Das versuchte Begehungsdelikt (Erfolgsdelikt)
Das versuchte Begehungsdelikt (Erfolgsdelikt)
Auch der Versuchsprüfung liegt der dreistufige Deliktsaufbau (Tatbestand, Rechtswidrigkeit, Schuld) zugrunde. Dabei ist zu beachten, dass der Täter beim Versuch mehr wollen muss, als objektiv geschehen ist; sein Vorsatz muss sich auf tatbestandsrelevante Umstände erstrecken, die über das tatsächlich objektive Geschehen hinausgehen.1
Im Rahmen der Tatbestandsmäßigkeit ist jedoch mit dem subjektiven Tatbestand (dem Tatentschluss) zu beginnen; Bezugspunkt des Vorsatzes ist dabei – im Gegensatz zum vollendeten Delikt – ein ganz oder zum Teil fiktiver Sachverhalt.2 Erst danach ist der objektive (Versuchs-)Tatbestand zu prüfen, der nur aus dem unmittelbaren Ansetzen i.S.v. § 22 StGB besteht. Im Übrigen ist das Prüfungsschema zum vorsätzlich begangenen (vollendeten) Erfolgsdelikt noch um eine versuchsspezifische Vorprüfung und um den in § 24 StGB geregelten Rücktritt, bei dem es sich um einen persönlichen Strafaufhebungsgrund handelt (vgl. § 24 I, II StGB: „wird nicht bestraft“),3 zu ergänzen.
Prüfungsschema4
- Vorprüfung
- 1. Keine Vollendung
Da der Versuch ein notwendiges Durchgangsstadium zur Vollendung des Delikts ist5, kommt ihm nur dann eine eigenständige strafrechtliche Bedeutung zu, wenn der objektive Tatbestand nicht erfüllt wurde. Das ist insbesondere auch dann der Fall, wenn der Taterfolg dem Täter aus tatsächlichen oder rechtlichen Gründen nicht zurechenbar ist, z. B. deshalb, weil eine wesentliche Abweichung vom vorgestellten Kausalverlauf vorliegt.

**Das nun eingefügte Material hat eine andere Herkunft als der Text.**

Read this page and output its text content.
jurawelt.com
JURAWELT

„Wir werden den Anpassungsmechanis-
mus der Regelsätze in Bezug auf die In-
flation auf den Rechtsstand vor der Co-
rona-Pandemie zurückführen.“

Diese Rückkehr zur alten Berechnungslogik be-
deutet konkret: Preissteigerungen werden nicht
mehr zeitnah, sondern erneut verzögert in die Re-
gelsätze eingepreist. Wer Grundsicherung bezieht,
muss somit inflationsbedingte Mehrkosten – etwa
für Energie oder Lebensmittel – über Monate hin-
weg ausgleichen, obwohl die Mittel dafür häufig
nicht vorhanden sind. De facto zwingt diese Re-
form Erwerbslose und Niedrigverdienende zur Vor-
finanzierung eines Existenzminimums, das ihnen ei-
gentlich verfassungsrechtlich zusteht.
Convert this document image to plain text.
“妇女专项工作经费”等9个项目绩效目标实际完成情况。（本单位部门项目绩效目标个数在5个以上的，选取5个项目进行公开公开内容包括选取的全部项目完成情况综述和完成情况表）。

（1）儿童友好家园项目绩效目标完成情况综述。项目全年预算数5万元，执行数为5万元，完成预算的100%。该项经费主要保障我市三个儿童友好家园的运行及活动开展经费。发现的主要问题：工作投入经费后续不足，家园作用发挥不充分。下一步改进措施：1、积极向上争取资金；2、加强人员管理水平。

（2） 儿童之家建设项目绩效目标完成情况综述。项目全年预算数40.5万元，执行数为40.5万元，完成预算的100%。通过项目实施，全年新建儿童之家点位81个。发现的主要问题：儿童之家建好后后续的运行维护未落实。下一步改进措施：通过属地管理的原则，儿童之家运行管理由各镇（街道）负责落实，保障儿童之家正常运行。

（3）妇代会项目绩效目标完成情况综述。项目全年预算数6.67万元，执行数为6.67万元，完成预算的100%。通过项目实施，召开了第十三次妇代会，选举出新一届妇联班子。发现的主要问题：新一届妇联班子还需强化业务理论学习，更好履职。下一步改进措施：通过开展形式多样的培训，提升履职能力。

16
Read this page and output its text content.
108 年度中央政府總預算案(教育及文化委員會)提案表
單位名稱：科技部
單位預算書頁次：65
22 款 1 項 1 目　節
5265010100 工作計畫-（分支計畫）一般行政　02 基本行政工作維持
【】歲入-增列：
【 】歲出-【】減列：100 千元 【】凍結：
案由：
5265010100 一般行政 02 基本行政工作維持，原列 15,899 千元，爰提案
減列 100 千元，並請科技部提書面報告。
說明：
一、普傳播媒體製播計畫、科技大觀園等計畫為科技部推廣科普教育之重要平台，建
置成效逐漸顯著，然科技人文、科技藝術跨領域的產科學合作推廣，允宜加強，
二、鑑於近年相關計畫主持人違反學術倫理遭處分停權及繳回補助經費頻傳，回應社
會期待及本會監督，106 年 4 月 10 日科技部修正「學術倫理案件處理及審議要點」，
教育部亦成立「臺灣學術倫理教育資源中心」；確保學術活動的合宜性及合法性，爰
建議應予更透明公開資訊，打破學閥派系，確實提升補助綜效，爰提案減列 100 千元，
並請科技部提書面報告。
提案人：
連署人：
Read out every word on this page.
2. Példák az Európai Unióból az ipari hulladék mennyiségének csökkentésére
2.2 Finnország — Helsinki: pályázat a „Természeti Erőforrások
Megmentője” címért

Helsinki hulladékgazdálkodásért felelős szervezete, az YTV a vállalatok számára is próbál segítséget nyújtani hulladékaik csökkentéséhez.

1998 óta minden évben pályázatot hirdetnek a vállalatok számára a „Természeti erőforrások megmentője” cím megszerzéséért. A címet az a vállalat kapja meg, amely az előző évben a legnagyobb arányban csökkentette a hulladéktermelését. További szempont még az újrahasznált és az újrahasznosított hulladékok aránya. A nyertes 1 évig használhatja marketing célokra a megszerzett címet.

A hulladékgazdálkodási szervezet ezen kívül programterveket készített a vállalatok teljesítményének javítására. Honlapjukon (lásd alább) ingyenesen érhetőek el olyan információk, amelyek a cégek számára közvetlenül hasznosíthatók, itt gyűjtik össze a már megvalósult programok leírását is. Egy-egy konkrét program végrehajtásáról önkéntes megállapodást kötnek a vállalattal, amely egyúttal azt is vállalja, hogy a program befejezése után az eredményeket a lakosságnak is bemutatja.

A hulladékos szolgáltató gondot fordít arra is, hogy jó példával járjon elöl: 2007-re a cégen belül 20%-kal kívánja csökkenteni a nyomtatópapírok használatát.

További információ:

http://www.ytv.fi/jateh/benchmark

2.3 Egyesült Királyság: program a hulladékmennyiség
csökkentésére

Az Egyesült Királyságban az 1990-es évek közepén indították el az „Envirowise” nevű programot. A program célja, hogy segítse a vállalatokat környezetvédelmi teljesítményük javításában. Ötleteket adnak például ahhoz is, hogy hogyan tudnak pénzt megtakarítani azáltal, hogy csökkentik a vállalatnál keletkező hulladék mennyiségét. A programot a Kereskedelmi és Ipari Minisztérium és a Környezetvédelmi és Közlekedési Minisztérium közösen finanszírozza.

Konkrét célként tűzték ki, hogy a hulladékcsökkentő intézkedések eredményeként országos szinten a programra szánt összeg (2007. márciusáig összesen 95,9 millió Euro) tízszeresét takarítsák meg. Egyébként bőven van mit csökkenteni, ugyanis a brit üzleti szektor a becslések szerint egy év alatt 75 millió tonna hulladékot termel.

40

- 2. Strafbarkeit des Versuchs
Der Versuch eines Verbrechens ist stets strafbar, der Versuch eines Vergehens nur dann, wenn das Gesetz es ausdrücklich bestimmt (§ 23 I StGB). Die Abgrenzung erfolgt nach § 12 StGB.
- 1. Keine Vollendung
- I. Tatbestandsmäßigkeit
- II. Rechtswidrigkeit8
- III. Schuld9
- IV. Strafzumessung10
- V. Rücktritt gemäß § 24 StGB
- VI. Persönliche Strafmilderungs-, Strafausschließungs- und Strafaufhebungsgründe11
- VII. Prozessvoraussetzungen12
Der Tatentschluss
Ausgangspunkt jeder Versuchsstrafbarkeit ist der Tatentschluss.13 Dieser liegt vor, wenn der Täter Vorsatz14 bezüglich aller objektiven Tatbestandsmerkmale einer bestimmten Straftat hat und auch alle besonderen subjektiven Tatbestandsmerkmale des jeweiligen Tatbestandes gegeben sind. Kurzgefasst: Der Täter muss Vorsatz in Bezug auf die Vollendung des Delikts haben.
Der Tatentschluss muss unbedingt und endgültig sein. Andernfalls liegt nur eine (nicht strafbare) Tatgeneigtheit vor, also eine Situation, in der der Täter noch nicht fest zur Tat entschlossen ist und sich über das „Ob“ der Tat noch nicht entschieden hat.15 Beispiel:16 T plant einen Banküberfall. Er betritt eine Filiale und schaut sich in dem Bewusstsein um, den Überfall vielleicht durchzuführen, falls günstige Umstände für den Überfall vorherrschen. Wegen seines inneren Vorbehalts („vielleicht“) liegt noch keine Tatentschlossenheit des T vor. Von Fällen der bloßen Tatgeneigtheit abzugrenzen sind Konstellationen des Tatentschlusses auf bewusst unsicherer Tatsachengrundlage.17 Hier macht der Täter die Entscheidung zur Tatbegehung – und damit letztlich seinen Handlungswillen – vom Eintritt einer äußeren Bedingung abhängig, auf die er keinen Einfluss hat (bedingter Handlungswille). Es gibt aber keinen inneren Vorbehalt mehr. Vielmehr ist der Täter für sich – wenn auch auf unsicherer Tatsachengrundlage – fest über das „Ob“ der Tat entschieden; er will sie ausführen, falls bestimmte, von ihm nicht beeinflussbare, äußere Umstände eintreten. Beispiel: Im vorgenannten Beispielsfall will T nach dem Betreten der Filiale den Überfall durchführen, wenn kein Kunde anwesend ist; da er im Innenraum der Filiale jedoch zwei Kunden antrifft, verlässt er die Filiale jedoch wieder.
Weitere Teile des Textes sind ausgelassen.